Performance of using Mel-Frequency Cepstrum Based Features in Nonlinear Classifiers for Phonocardiography Recordings

Ibrahim Ozkan,Atila Yilmaz
DOI: https://doi.org/10.23919/EUSIPCO58844.2023.10289832
2024-02-20
Abstract:Cardiovascular system diseases can be identified by using a specialized diagnostic process utilizing a digital stethoscope. Digital stethoscopes provide phonocardiography (PCG) recordings for further inspection, besides filtering and amplification of heart sounds. In this paper, a framework that is useful to develop feature extraction and classification of PCG recordings is presented. This framework is built upon a previously proposed segmentation algorithm that processes a feature vector produced by the agglutinate application of Mel-frequency cepstrum and discrete wavelet transform (DWT). The performance of the segmentation algorithm is also tested on a new data set and compared to the previously reported results. After identifying the fundamental heart sounds and segmenting the PCG recordings, five principal features are extracted from the time domain signal and Mel-Frequency cepstral coefficients (MFCC) of each cardiac cycle. Classification outcomes are reported for three nonlinear models: k nearest neighbor (k-NN), support vector machine (SVM), and multilayer perceptrons (MLP) classifiers in comparison with a linear approach, namely Mahalanobis distance linear classifier. The results underline that although neural networks and linear classifier show compatible performance in basic classification problems, with the increase in the nonlinearity of the classification problem their performance significantly vary.
Signal Processing
What problem does this paper attempt to address?
This paper discusses the effect of using Mel-Frequency Cepstrum (MFCC) features in nonlinear classifiers for the analysis of heart sound recordings. The main objective of the study is to develop a framework for feature extraction and classification of heart sound signals. The paper proposes a segmentation algorithm that combines MFCC and Discrete Wavelet Transform (DWT), and tests its performance on a new dataset, comparing the results with previously reported ones. The paper begins by introducing the diagnosis of cardiovascular diseases using digital stethoscopes, where phonocardiography (PCG) recordings aid in further analysis. The authors then present a framework for identifying basic heart sounds and extracting five main features from the time-domain signals and MFCC of each cardiac cycle. They use three nonlinear models (k-nearest neighbors, support vector machine, and multilayer perceptron) as well as a linear Mahalanobis distance classifier for classification, and find significant differences in performance between neural networks and linear classifiers as the classification problem becomes more nonlinear. In the experimental section, the paper uses a new dataset containing normal and abnormal heart sounds to evaluate the performance of the segmentation algorithm and compares the results with the previous dataset.

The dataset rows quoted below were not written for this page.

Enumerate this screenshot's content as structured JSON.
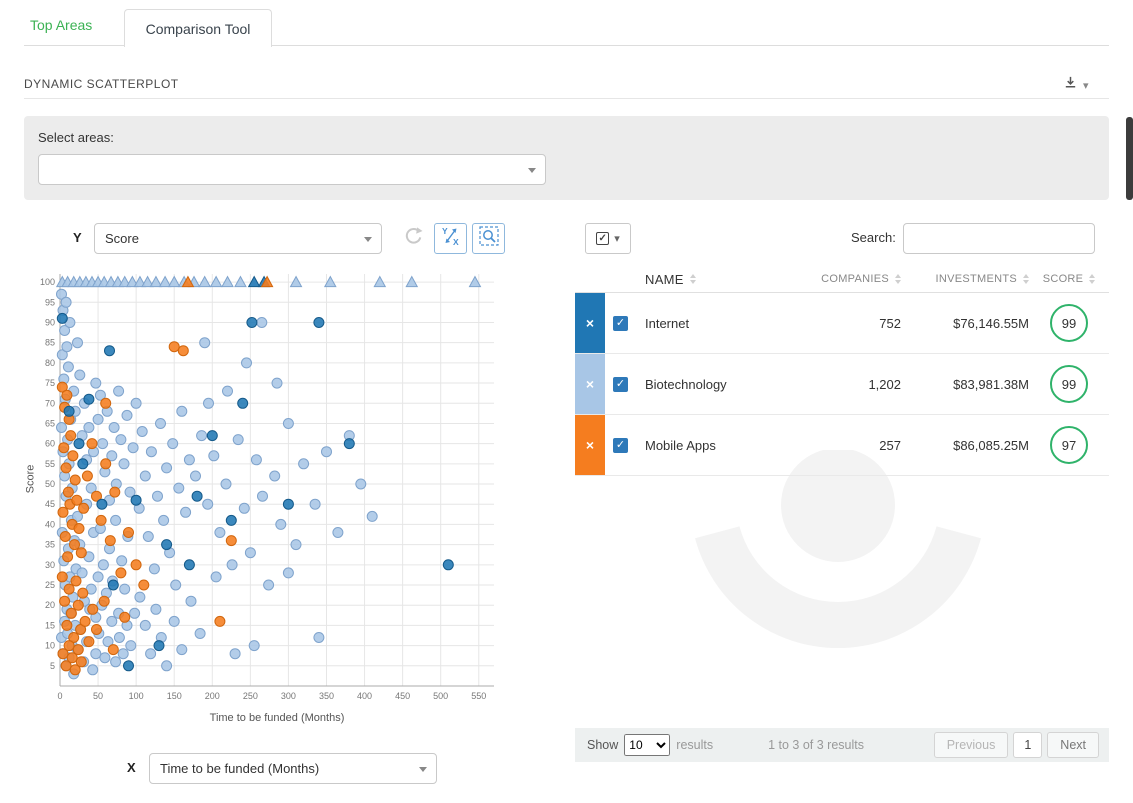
{
  "tabs": {
    "top_areas": "Top Areas",
    "comparison_tool": "Comparison Tool"
  },
  "section": {
    "title": "DYNAMIC SCATTERPLOT"
  },
  "area_filter": {
    "label": "Select areas:",
    "value": ""
  },
  "axis_controls": {
    "y_label": "Y",
    "y_value": "Score",
    "x_label": "X",
    "x_value": "Time to be funded (Months)"
  },
  "search": {
    "label": "Search:",
    "value": ""
  },
  "icons": {
    "check": "✓",
    "close_x": "×",
    "caret_down": "▾"
  },
  "colors": {
    "tab_green": "#3cb254",
    "accent_blue": "#4a90d2",
    "score_ring_green": "#2fb36a",
    "checkbox_blue": "#2e79b9",
    "series_internet": "#2077b4",
    "series_biotechnology": "#a8c6e6",
    "series_mobile_apps": "#f57d1f"
  },
  "table": {
    "headers": [
      "NAME",
      "COMPANIES",
      "INVESTMENTS",
      "SCORE"
    ],
    "rows": [
      {
        "name": "Internet",
        "companies": "752",
        "investments": "$76,146.55M",
        "score": "99",
        "badge_color": "#2077b4"
      },
      {
        "name": "Biotechnology",
        "companies": "1,202",
        "investments": "$83,981.38M",
        "score": "99",
        "badge_color": "#a8c6e6"
      },
      {
        "name": "Mobile Apps",
        "companies": "257",
        "investments": "$86,085.25M",
        "score": "97",
        "badge_color": "#f57d1f"
      }
    ]
  },
  "footer": {
    "show_label": "Show",
    "show_value": "10",
    "results_label": "results",
    "info": "1 to 3 of 3 results",
    "prev": "Previous",
    "page": "1",
    "next": "Next"
  },
  "chart_data": {
    "type": "scatter",
    "title": "",
    "xlabel": "Time to be funded (Months)",
    "ylabel": "Score",
    "xlim": [
      0,
      570
    ],
    "ylim": [
      0,
      102
    ],
    "x_ticks": [
      0,
      50,
      100,
      150,
      200,
      250,
      300,
      350,
      400,
      450,
      500,
      550
    ],
    "y_ticks": [
      5,
      10,
      15,
      20,
      25,
      30,
      35,
      40,
      45,
      50,
      55,
      60,
      65,
      70,
      75,
      80,
      85,
      90,
      95,
      100
    ],
    "grid": true,
    "legend": "none",
    "series": [
      {
        "name": "Biotechnology",
        "color": "#a8c6e6",
        "stroke": "#7fa3cc",
        "points": [
          [
            2,
            97
          ],
          [
            4,
            93
          ],
          [
            6,
            88
          ],
          [
            8,
            95
          ],
          [
            3,
            82
          ],
          [
            5,
            76
          ],
          [
            7,
            71
          ],
          [
            9,
            84
          ],
          [
            11,
            79
          ],
          [
            13,
            90
          ],
          [
            2,
            64
          ],
          [
            4,
            58
          ],
          [
            6,
            52
          ],
          [
            8,
            47
          ],
          [
            10,
            61
          ],
          [
            12,
            55
          ],
          [
            14,
            66
          ],
          [
            16,
            49
          ],
          [
            18,
            73
          ],
          [
            20,
            68
          ],
          [
            3,
            38
          ],
          [
            5,
            31
          ],
          [
            7,
            25
          ],
          [
            9,
            19
          ],
          [
            11,
            34
          ],
          [
            13,
            27
          ],
          [
            15,
            41
          ],
          [
            17,
            22
          ],
          [
            19,
            36
          ],
          [
            21,
            29
          ],
          [
            2,
            12
          ],
          [
            4,
            8
          ],
          [
            6,
            16
          ],
          [
            8,
            5
          ],
          [
            10,
            13
          ],
          [
            12,
            7
          ],
          [
            14,
            18
          ],
          [
            16,
            10
          ],
          [
            18,
            3
          ],
          [
            20,
            15
          ],
          [
            23,
            85
          ],
          [
            26,
            77
          ],
          [
            29,
            62
          ],
          [
            32,
            70
          ],
          [
            35,
            56
          ],
          [
            38,
            64
          ],
          [
            41,
            49
          ],
          [
            44,
            58
          ],
          [
            47,
            75
          ],
          [
            50,
            66
          ],
          [
            23,
            42
          ],
          [
            26,
            35
          ],
          [
            29,
            28
          ],
          [
            32,
            21
          ],
          [
            35,
            45
          ],
          [
            38,
            32
          ],
          [
            41,
            24
          ],
          [
            44,
            38
          ],
          [
            47,
            17
          ],
          [
            50,
            27
          ],
          [
            23,
            9
          ],
          [
            27,
            14
          ],
          [
            31,
            6
          ],
          [
            35,
            11
          ],
          [
            39,
            19
          ],
          [
            43,
            4
          ],
          [
            47,
            8
          ],
          [
            51,
            13
          ],
          [
            55,
            20
          ],
          [
            59,
            7
          ],
          [
            53,
            72
          ],
          [
            56,
            60
          ],
          [
            59,
            53
          ],
          [
            62,
            68
          ],
          [
            65,
            46
          ],
          [
            68,
            57
          ],
          [
            71,
            64
          ],
          [
            74,
            50
          ],
          [
            77,
            73
          ],
          [
            80,
            61
          ],
          [
            53,
            39
          ],
          [
            57,
            30
          ],
          [
            61,
            23
          ],
          [
            65,
            34
          ],
          [
            69,
            26
          ],
          [
            73,
            41
          ],
          [
            77,
            18
          ],
          [
            81,
            31
          ],
          [
            85,
            24
          ],
          [
            89,
            37
          ],
          [
            63,
            11
          ],
          [
            68,
            16
          ],
          [
            73,
            6
          ],
          [
            78,
            12
          ],
          [
            83,
            8
          ],
          [
            88,
            15
          ],
          [
            93,
            10
          ],
          [
            98,
            18
          ],
          [
            84,
            55
          ],
          [
            88,
            67
          ],
          [
            92,
            48
          ],
          [
            96,
            59
          ],
          [
            100,
            70
          ],
          [
            104,
            44
          ],
          [
            108,
            63
          ],
          [
            112,
            52
          ],
          [
            116,
            37
          ],
          [
            120,
            58
          ],
          [
            124,
            29
          ],
          [
            128,
            47
          ],
          [
            132,
            65
          ],
          [
            136,
            41
          ],
          [
            140,
            54
          ],
          [
            144,
            33
          ],
          [
            148,
            60
          ],
          [
            152,
            25
          ],
          [
            156,
            49
          ],
          [
            160,
            68
          ],
          [
            165,
            43
          ],
          [
            170,
            56
          ],
          [
            105,
            22
          ],
          [
            112,
            15
          ],
          [
            119,
            8
          ],
          [
            126,
            19
          ],
          [
            133,
            12
          ],
          [
            140,
            5
          ],
          [
            150,
            16
          ],
          [
            160,
            9
          ],
          [
            172,
            21
          ],
          [
            184,
            13
          ],
          [
            178,
            52
          ],
          [
            186,
            62
          ],
          [
            194,
            45
          ],
          [
            202,
            57
          ],
          [
            210,
            38
          ],
          [
            218,
            50
          ],
          [
            226,
            30
          ],
          [
            234,
            61
          ],
          [
            242,
            44
          ],
          [
            250,
            33
          ],
          [
            258,
            56
          ],
          [
            266,
            47
          ],
          [
            274,
            25
          ],
          [
            282,
            52
          ],
          [
            290,
            40
          ],
          [
            300,
            65
          ],
          [
            310,
            35
          ],
          [
            320,
            55
          ],
          [
            335,
            45
          ],
          [
            350,
            58
          ],
          [
            365,
            38
          ],
          [
            380,
            62
          ],
          [
            395,
            50
          ],
          [
            410,
            42
          ],
          [
            255,
            10
          ],
          [
            230,
            8
          ],
          [
            205,
            27
          ],
          [
            195,
            70
          ],
          [
            285,
            75
          ],
          [
            340,
            12
          ],
          [
            300,
            28
          ],
          [
            265,
            90
          ],
          [
            245,
            80
          ],
          [
            220,
            73
          ],
          [
            190,
            85
          ]
        ]
      },
      {
        "name": "Mobile Apps",
        "color": "#f57d1f",
        "stroke": "#d1660d",
        "points": [
          [
            3,
            74
          ],
          [
            6,
            69
          ],
          [
            9,
            72
          ],
          [
            12,
            66
          ],
          [
            5,
            59
          ],
          [
            8,
            54
          ],
          [
            11,
            48
          ],
          [
            14,
            62
          ],
          [
            17,
            57
          ],
          [
            20,
            51
          ],
          [
            4,
            43
          ],
          [
            7,
            37
          ],
          [
            10,
            32
          ],
          [
            13,
            45
          ],
          [
            16,
            40
          ],
          [
            19,
            35
          ],
          [
            22,
            46
          ],
          [
            25,
            39
          ],
          [
            28,
            33
          ],
          [
            31,
            44
          ],
          [
            3,
            27
          ],
          [
            6,
            21
          ],
          [
            9,
            15
          ],
          [
            12,
            24
          ],
          [
            15,
            18
          ],
          [
            18,
            12
          ],
          [
            21,
            26
          ],
          [
            24,
            20
          ],
          [
            27,
            14
          ],
          [
            30,
            23
          ],
          [
            4,
            8
          ],
          [
            8,
            5
          ],
          [
            12,
            10
          ],
          [
            16,
            7
          ],
          [
            20,
            4
          ],
          [
            24,
            9
          ],
          [
            28,
            6
          ],
          [
            33,
            16
          ],
          [
            38,
            11
          ],
          [
            43,
            19
          ],
          [
            36,
            52
          ],
          [
            42,
            60
          ],
          [
            48,
            47
          ],
          [
            54,
            41
          ],
          [
            60,
            55
          ],
          [
            66,
            36
          ],
          [
            72,
            48
          ],
          [
            80,
            28
          ],
          [
            90,
            38
          ],
          [
            100,
            30
          ],
          [
            48,
            14
          ],
          [
            58,
            21
          ],
          [
            70,
            9
          ],
          [
            85,
            17
          ],
          [
            110,
            25
          ],
          [
            150,
            84
          ],
          [
            162,
            83
          ],
          [
            210,
            16
          ],
          [
            225,
            36
          ],
          [
            60,
            70
          ]
        ]
      },
      {
        "name": "Internet",
        "color": "#2077b4",
        "stroke": "#155a8a",
        "points": [
          [
            3,
            91
          ],
          [
            12,
            68
          ],
          [
            25,
            60
          ],
          [
            38,
            71
          ],
          [
            55,
            45
          ],
          [
            65,
            83
          ],
          [
            70,
            25
          ],
          [
            90,
            5
          ],
          [
            100,
            46
          ],
          [
            130,
            10
          ],
          [
            140,
            35
          ],
          [
            170,
            30
          ],
          [
            200,
            62
          ],
          [
            240,
            70
          ],
          [
            252,
            90
          ],
          [
            300,
            45
          ],
          [
            340,
            90
          ],
          [
            380,
            60
          ],
          [
            510,
            30
          ],
          [
            30,
            55
          ],
          [
            180,
            47
          ],
          [
            225,
            41
          ]
        ]
      }
    ],
    "clipped_top_markers": [
      {
        "series": "Biotechnology",
        "color": "#a8c6e6",
        "stroke": "#7fa3cc",
        "x": [
          3,
          10,
          18,
          26,
          34,
          42,
          50,
          58,
          67,
          76,
          85,
          95,
          105,
          115,
          126,
          138,
          150,
          163,
          176,
          190,
          205,
          220,
          237,
          310,
          355,
          420,
          462,
          545
        ]
      },
      {
        "series": "Internet",
        "color": "#2077b4",
        "stroke": "#155a8a",
        "x": [
          255,
          268
        ]
      },
      {
        "series": "Mobile Apps",
        "color": "#f57d1f",
        "stroke": "#d1660d",
        "x": [
          168,
          272
        ]
      }
    ]
  }
}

In the first-level classification, all classifiers perform similarly, but in the second-level classification (differentiation of abnormal types), the neural network outperforms the linear classifier. Furthermore, the addition of MFCC features improves the classification performance. In conclusion, this paper attempts to address how to effectively utilize MFCC and DWT features to improve the segmentation and classification of heart sound recordings, particularly in distinguishing different cardiac abnormal types, demonstrating the advantage of nonlinear models in complex classification problems.